= Outjo Reformed Church (NGK) =

The Outjo Reformed Church is a congregation of the Dutch Reformed Church in South Africa (NGK) in northwestern Namibia.

The congregation was founded on November 13, 1943, with 329 confirmed and 600 total members seceding from its mother church, the Otjiwarongo Reformed Church (NGK). The first church council included seven elders and seven deacons. Otjiwarongo contributed £500 toward a church hall in Outjo. Collections brought the total to over £1,000. The first pastor, the Rev. S.H. van der Spuy (earlier curate at the Windhoek Reformed Church (NGK)), was invested on April 15, 1944. Notwithstanding 22 posts, he served the congregation until 1952.

Outjo was, after the secession of the Kamanjab Reformed Church (NGK) in 1953, the northwesternmost congregation of the Cape Church, with a footprint larger than Free State province.

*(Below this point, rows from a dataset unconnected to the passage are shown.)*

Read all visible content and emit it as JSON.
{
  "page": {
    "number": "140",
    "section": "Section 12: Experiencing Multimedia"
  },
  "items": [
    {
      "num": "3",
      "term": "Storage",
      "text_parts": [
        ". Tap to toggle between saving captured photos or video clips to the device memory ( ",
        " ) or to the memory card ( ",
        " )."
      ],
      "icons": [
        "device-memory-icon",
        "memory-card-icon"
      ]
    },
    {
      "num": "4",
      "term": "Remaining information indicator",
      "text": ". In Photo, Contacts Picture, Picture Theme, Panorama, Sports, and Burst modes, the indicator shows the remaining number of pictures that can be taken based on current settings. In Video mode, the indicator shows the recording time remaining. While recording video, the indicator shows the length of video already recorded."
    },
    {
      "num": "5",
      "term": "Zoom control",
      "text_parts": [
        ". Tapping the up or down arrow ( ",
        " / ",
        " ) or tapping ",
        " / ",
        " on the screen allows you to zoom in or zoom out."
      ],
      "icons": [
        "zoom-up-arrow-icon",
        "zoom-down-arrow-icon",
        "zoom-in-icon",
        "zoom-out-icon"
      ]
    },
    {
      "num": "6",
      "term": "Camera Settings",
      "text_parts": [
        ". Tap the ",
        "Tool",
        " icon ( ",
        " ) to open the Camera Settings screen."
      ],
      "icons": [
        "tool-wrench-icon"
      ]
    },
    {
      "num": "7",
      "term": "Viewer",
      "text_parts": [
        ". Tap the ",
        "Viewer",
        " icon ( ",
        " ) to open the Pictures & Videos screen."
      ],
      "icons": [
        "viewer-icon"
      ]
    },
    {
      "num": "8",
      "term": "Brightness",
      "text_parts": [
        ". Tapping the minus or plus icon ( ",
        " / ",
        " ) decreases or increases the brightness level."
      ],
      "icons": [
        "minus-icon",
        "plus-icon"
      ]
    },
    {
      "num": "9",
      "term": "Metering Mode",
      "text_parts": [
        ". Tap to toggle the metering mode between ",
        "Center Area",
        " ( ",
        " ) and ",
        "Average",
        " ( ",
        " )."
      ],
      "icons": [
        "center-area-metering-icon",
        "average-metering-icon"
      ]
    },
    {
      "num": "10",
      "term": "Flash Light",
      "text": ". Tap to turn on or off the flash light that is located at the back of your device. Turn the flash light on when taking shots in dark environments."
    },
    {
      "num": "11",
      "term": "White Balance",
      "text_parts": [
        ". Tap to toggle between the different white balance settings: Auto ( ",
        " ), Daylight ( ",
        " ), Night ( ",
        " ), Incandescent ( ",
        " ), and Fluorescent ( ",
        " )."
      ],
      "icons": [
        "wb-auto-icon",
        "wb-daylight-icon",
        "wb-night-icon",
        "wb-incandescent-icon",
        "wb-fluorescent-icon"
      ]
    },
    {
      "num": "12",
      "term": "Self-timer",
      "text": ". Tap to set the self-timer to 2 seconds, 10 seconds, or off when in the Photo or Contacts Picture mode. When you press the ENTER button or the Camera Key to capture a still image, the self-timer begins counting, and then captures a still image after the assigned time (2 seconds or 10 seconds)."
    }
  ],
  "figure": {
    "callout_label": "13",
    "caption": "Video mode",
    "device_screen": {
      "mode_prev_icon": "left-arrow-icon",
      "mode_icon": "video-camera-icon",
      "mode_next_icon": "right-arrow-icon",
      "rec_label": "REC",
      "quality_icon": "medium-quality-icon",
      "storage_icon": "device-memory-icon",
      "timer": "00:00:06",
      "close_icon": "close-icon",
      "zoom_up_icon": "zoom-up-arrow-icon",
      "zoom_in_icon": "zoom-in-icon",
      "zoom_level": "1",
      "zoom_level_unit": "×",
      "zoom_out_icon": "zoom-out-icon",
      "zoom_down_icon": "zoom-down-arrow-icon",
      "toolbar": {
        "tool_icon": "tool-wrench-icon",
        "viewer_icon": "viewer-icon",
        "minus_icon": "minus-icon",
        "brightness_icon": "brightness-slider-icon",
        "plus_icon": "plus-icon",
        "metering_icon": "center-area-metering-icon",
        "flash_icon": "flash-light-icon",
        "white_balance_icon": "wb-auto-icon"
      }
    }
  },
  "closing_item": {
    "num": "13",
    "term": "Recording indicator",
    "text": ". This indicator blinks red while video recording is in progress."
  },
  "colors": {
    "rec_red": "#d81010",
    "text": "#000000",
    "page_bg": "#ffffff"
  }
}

Bordered on the north by Angola and on the west by the Skeleton Coast, it included the Kaokoveld and Ovamboland. Among the natural wonders included was the Vingerklip (a rock formation), the Versteende Woud (a petrified forest, the Terrasse, and the Etosha pan where lions, giraffes, gemsboks, wildebeests, zebras, and springboks roam and large numbers of frogs croak in the waterless basin. The Kaokoveld was heavily scarred by mining concessions at the time

In the 1920s, Outjo consisted of 20 dilapidated houses dating to German rule and a school with one teacher and 20 pupils. A small hotel lobby hosted services held by an elder and a deacon for the Outjo district of the Moria congregation, which would later become the Otjiwarongo Reformed Church. In 1952, Outjo had around 200 buildings, including some very modern ones, such as a magistracy, post office, hospital, church, cheese dairy, cream depot, and school and dormitory buildings for around 500 children taught by 20 teachers. The high school building was finished around this time, and the town boasted its own power plant and three commercial banks.

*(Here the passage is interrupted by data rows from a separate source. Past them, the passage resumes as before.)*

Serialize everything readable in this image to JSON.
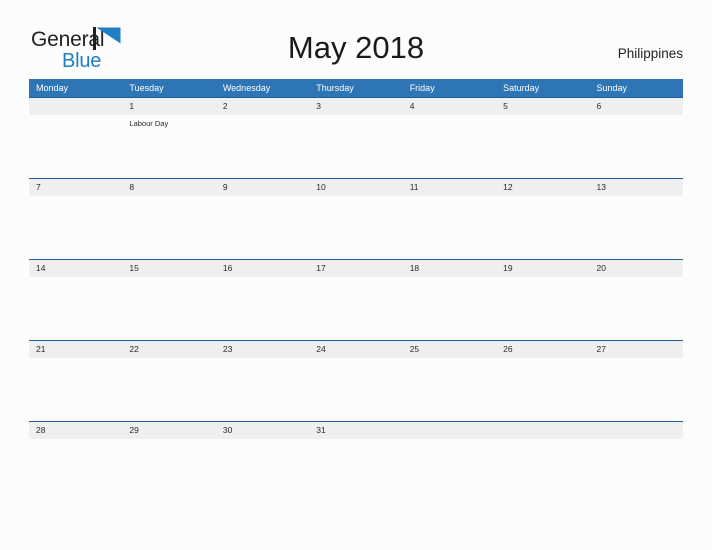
{
  "brand": {
    "name_part1": "General",
    "name_part2": "Blue",
    "flag_icon": "blue-flag-triangle-icon",
    "color_dark": "#231f20",
    "color_blue": "#1f7ec4"
  },
  "header": {
    "title": "May 2018",
    "country": "Philippines"
  },
  "theme": {
    "header_blue": "#2e75b6",
    "row_divider_blue": "#1f5c99",
    "date_band_gray": "#efeff0",
    "page_background": "#fcfcfd",
    "text_dark": "#2a2a2a",
    "header_text": "#ffffff"
  },
  "calendar": {
    "weekdays": [
      "Monday",
      "Tuesday",
      "Wednesday",
      "Thursday",
      "Friday",
      "Saturday",
      "Sunday"
    ],
    "weeks": [
      {
        "days": [
          {
            "date": "",
            "event": ""
          },
          {
            "date": "1",
            "event": "Labour Day"
          },
          {
            "date": "2",
            "event": ""
          },
          {
            "date": "3",
            "event": ""
          },
          {
            "date": "4",
            "event": ""
          },
          {
            "date": "5",
            "event": ""
          },
          {
            "date": "6",
            "event": ""
          }
        ]
      },
      {
        "days": [
          {
            "date": "7",
            "event": ""
          },
          {
            "date": "8",
            "event": ""
          },
          {
            "date": "9",
            "event": ""
          },
          {
            "date": "10",
            "event": ""
          },
          {
            "date": "11",
            "event": ""
          },
          {
            "date": "12",
            "event": ""
          },
          {
            "date": "13",
            "event": ""
          }
        ]
      },
      {
        "days": [
          {
            "date": "14",
            "event": ""
          },
          {
            "date": "15",
            "event": ""
          },
          {
            "date": "16",
            "event": ""
          },
          {
            "date": "17",
            "event": ""
          },
          {
            "date": "18",
            "event": ""
          },
          {
            "date": "19",
            "event": ""
          },
          {
            "date": "20",
            "event": ""
          }
        ]
      },
      {
        "days": [
          {
            "date": "21",
            "event": ""
          },
          {
            "date": "22",
            "event": ""
          },
          {
            "date": "23",
            "event": ""
          },
          {
            "date": "24",
            "event": ""
          },
          {
            "date": "25",
            "event": ""
          },
          {
            "date": "26",
            "event": ""
          },
          {
            "date": "27",
            "event": ""
          }
        ]
      },
      {
        "days": [
          {
            "date": "28",
            "event": ""
          },
          {
            "date": "29",
            "event": ""
          },
          {
            "date": "30",
            "event": ""
          },
          {
            "date": "31",
            "event": ""
          },
          {
            "date": "",
            "event": ""
          },
          {
            "date": "",
            "event": ""
          },
          {
            "date": "",
            "event": ""
          }
        ]
      }
    ]
  }
}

The Outjo congregation then had 14 elders and 16 deacons serving 16 districts, with 793 members and 1,350 souls (including children and unconfirmed people). The congregation outgrew its meeting hall and began raising money to build a new church in the early 1950s. In 2010, the membership had reduced to 284 confirmed and 93 baptized members, but those numbers had rebounded to 323 and 114 respectively.

== Select pastors ==
- Stephanus Hofmeyr van der Spuy, 1944 - ?
- Johannes Matthys Burger, 1952 - 1954
- Albertus Johannes Etsebeth, 1958 - 1975

== Sources ==
- Olivier, ds. P.L. (compiler). 1952. Ons gemeentelike feesalbum. Cape Town/Pretoria: N.G. Kerk-Uitgewers.